I'm not totally opposed to software being used in cars (as long as it's tested and can be trusted to the degree mechanical components are) but yeah, OTA updates just seem like a terrible idea just for a little convenience. I'd rather see updates delivered via plugging the car in (and not via the charging port - it would need to be a specific data transfer port for security reasons). Alert people when there's an update, and even allow the car to "refuse to boot" if it detects it's not on the latest version. But updates should absolutely be done manually and securely.

[–] fubo@lemmy.world 6 points 7 months ago (4 children)

Cutting someone's brake lines has been a means of assassination for a while.
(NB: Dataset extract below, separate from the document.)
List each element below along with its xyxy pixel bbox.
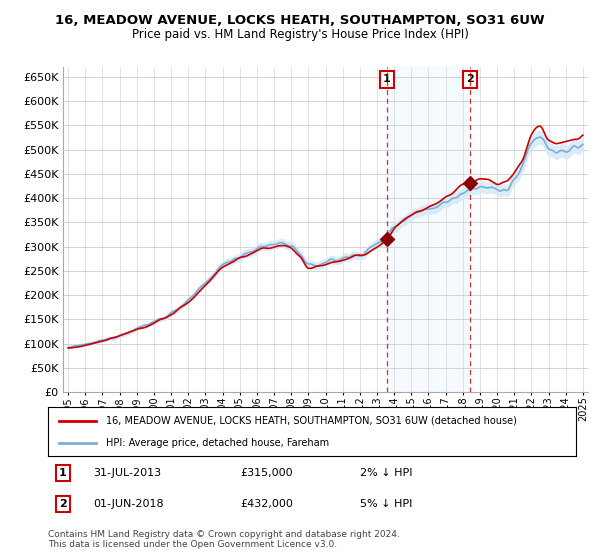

What's new here is that it could potentially be done remotely, e.g. an attacker in Bucharest targeting a victim in Seattle on behalf of a payer in Moscow.

[–] FarceOfWill@infosec.pub 3 points 7 months ago (1 children)

Remotely at scale.

So yeah you could assassinate someone like that, or you could break every cars brakes at once and have thousands of simultaneous car accidents timed during some other infrastructure attack

[–] aesthelete@lemmy.world 2 points 7 months ago

This reminds me of the movie "Leave the world behind" from last year.